Crónicas nocturnas XI: Miedo Irracional
En ocasiones paso miedo. Llevo ya un buen montón de tiempo pasando mis noches en Saucepolis, y he de decir que todavía hay veces en las que un escalofrío recorre mi espalda, la inquietud se apodera de mi y pierdo la presencia de espíritu. No existen razones objetivas para ello. De hecho, en todos estos años, no soy capaz de recordar mas de un par de sucesos que no tengan una explicación mas o menos razonable. Casi siempre mis miedos son fruto de la sugestión. Mis temores nacen de la imaginación, y cualquier detalle es capaz de dejarme aterrado toda la noche. La consciencia de lo irracional del temor no es consuelo. Lejos de ello lo que produce es cierta sesación de reparo a la hora de compartir estas sensaciones.
No hace falta nada excepcional para truncar la tranquilidad de la noche. Una corriente de aire frío que eriza el pelo de mi nuca es suficiente cuendo no hay resquicio por el que el gélido frio exterior pudo haber alcanzado la recepción. A veces creo ver sombras que no responden a un cuerpo físico, e intuyo pasos en la calle que no vienen acompañados de imagen alguna en la cámara de seguridad. Hay noches en las que suena el teléfono y nadie contesta… pero tampoco cuelga. He llegado a escuchar una leve respiración al otro lado antes de colgar, temloroso, el auricular. Esas noches vivo con el temor a que el timbre del teléfono me saque de la tranquilidad.
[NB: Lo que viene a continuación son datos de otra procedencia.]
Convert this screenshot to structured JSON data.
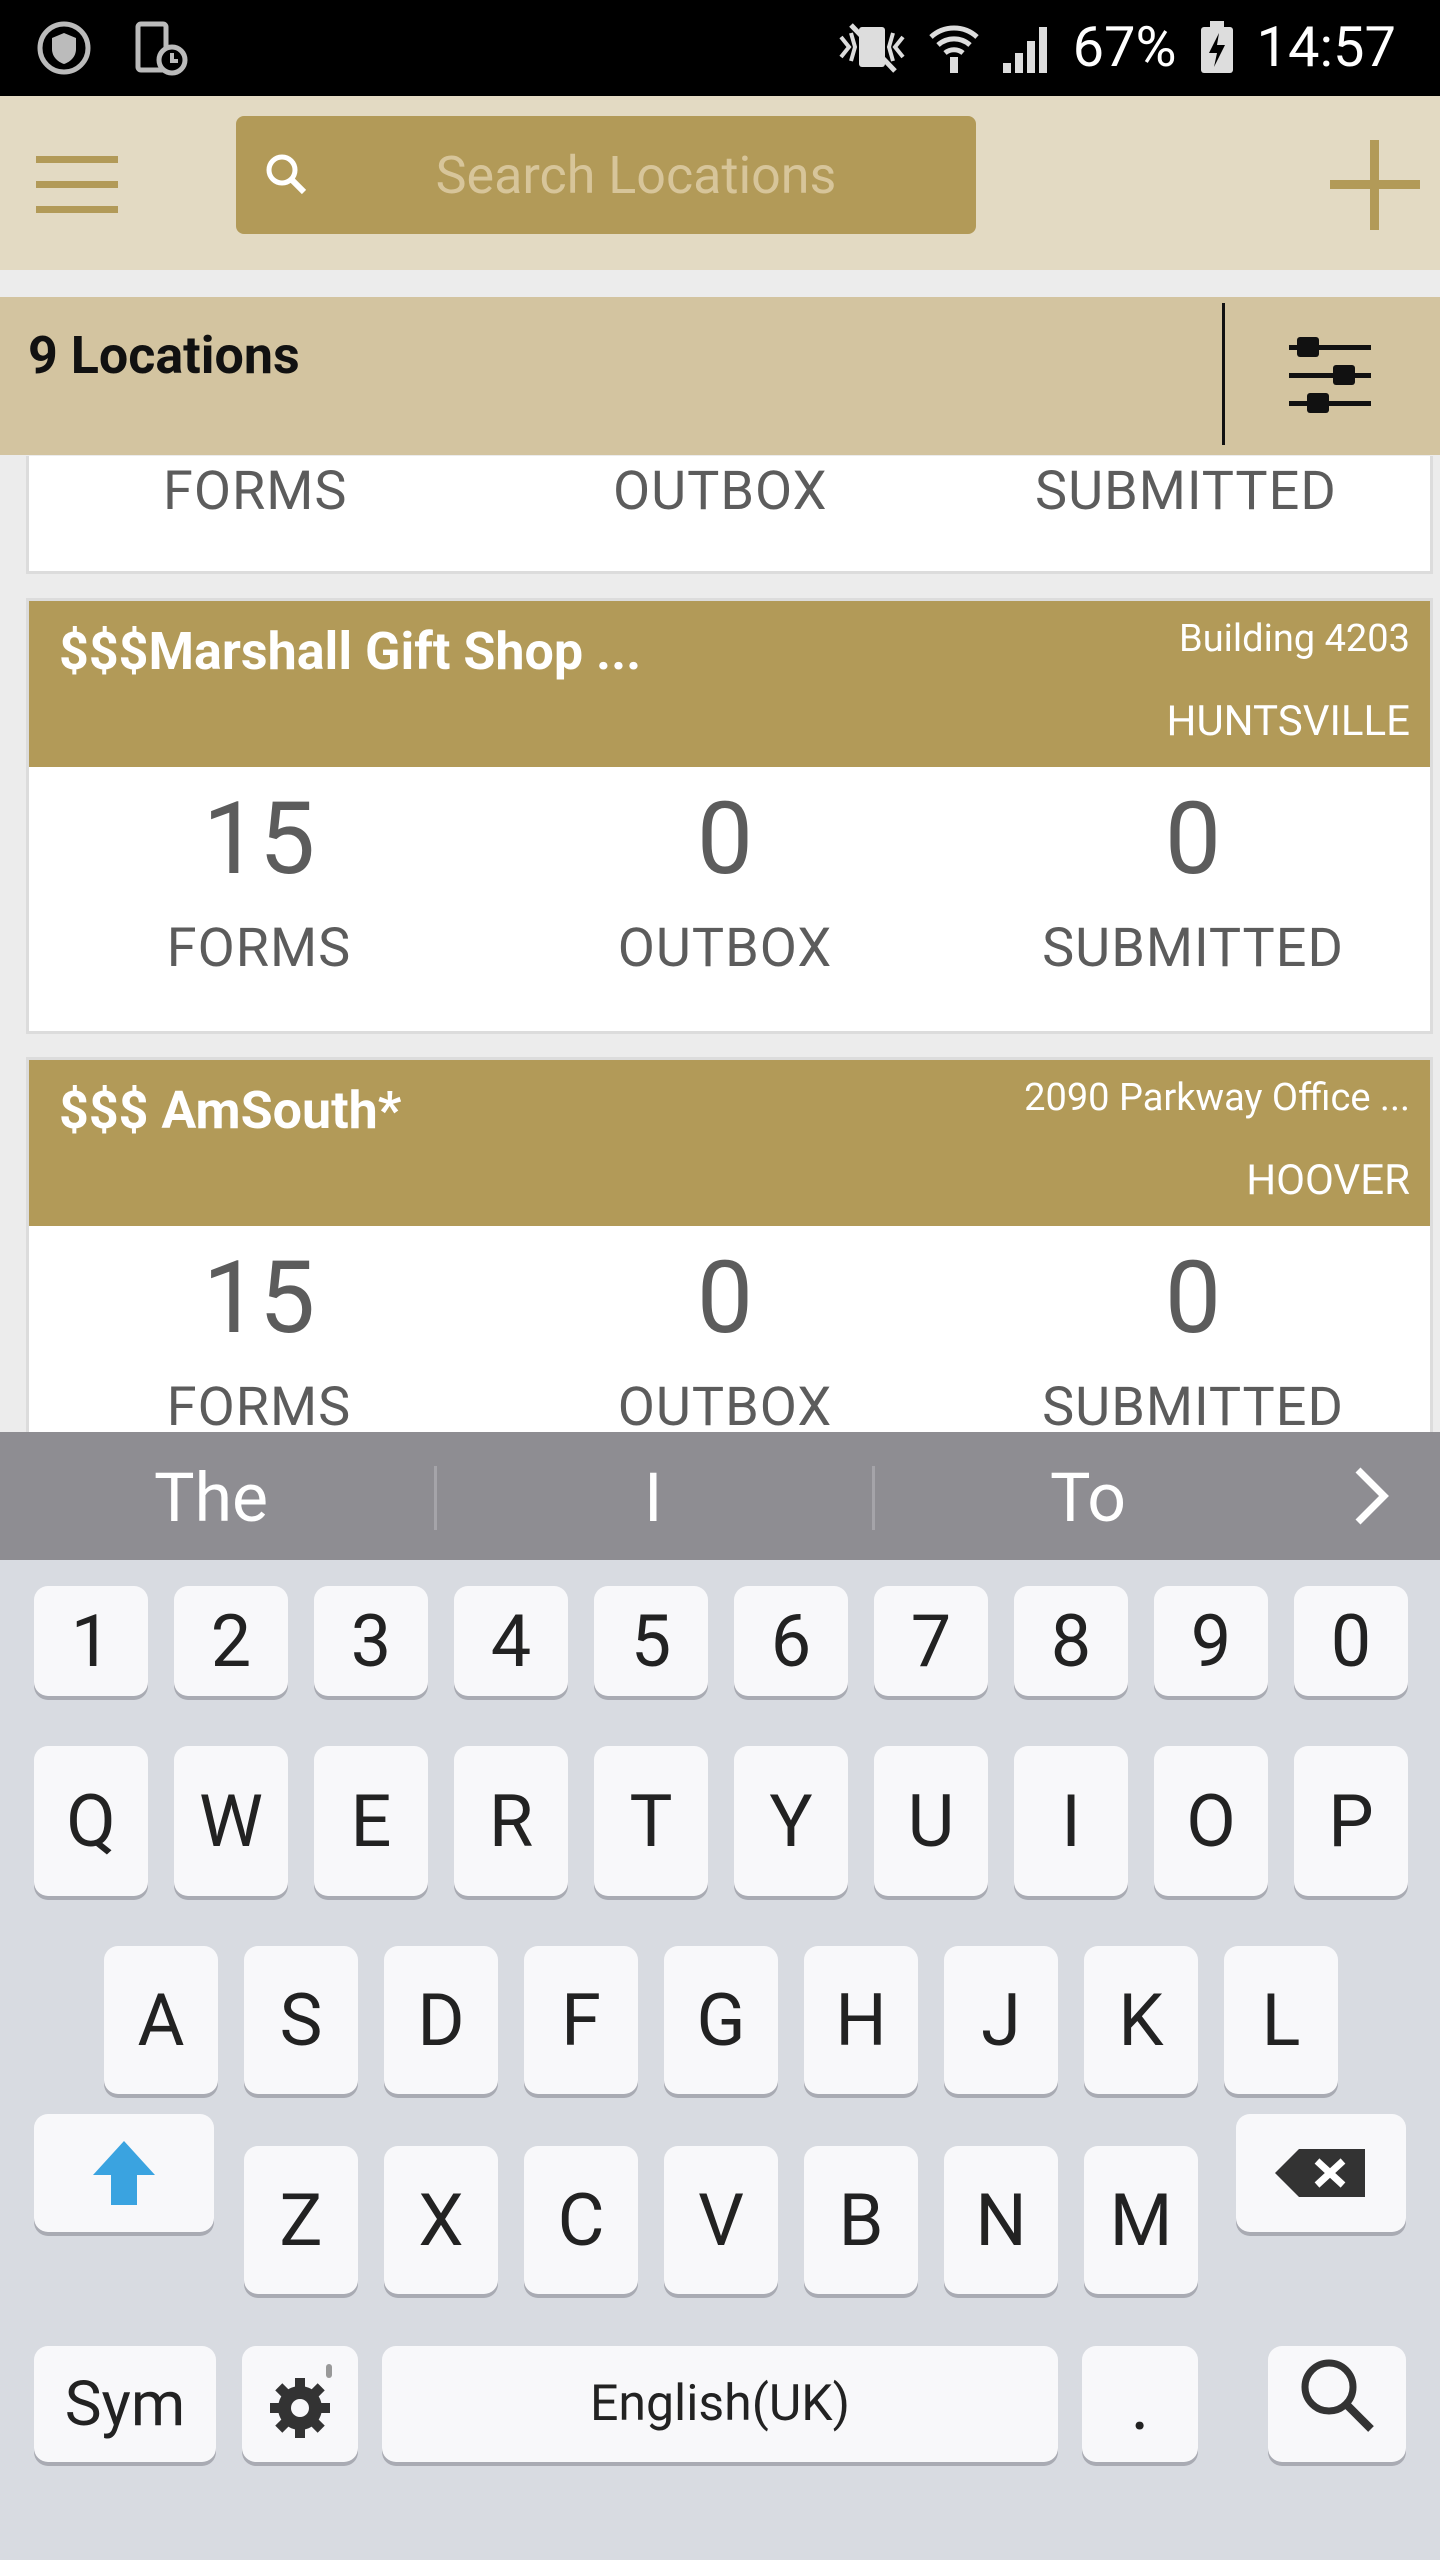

Una noche concreta tuve que subir a la lavandería, y mientras estaba dentro escuché una puerta abrirse y cerrarse. Pensé que alguien había salido de su habitación, y que en breve la luz del pasillo se encendería mostrando el trasnochador insomne. Pero no se encendió luz alguna. Pasaron los segundos, y para mi desesperación nadie hacía notar su presencia. Yo estaba seguro de haber escuchado el chirrido de los goznes al abrirse la puerta, y el portazo posterior al cerrarse. ¿Por qué razón iba alguien a abrir y cerrar una puerta sino para salir por ella?. Pero nadie encendía la luz, y tras un par de minutos eternos parapetado tras la ropa sucia no tuve mas remedio que salir al pasillo temeroso. Recorrí todo el piso con disgusto, y no hallé al misterioso huesped. Nunca sabré quien abrió y cerró aquella puerta, pero puedo jurar que la oí abrirse y cerrarse. tardé semanas en subir a la lavandería sin cierta aprensión. Y aún hoy siento inquietud cuando tengo que entrar a por manteles o una almohada extra.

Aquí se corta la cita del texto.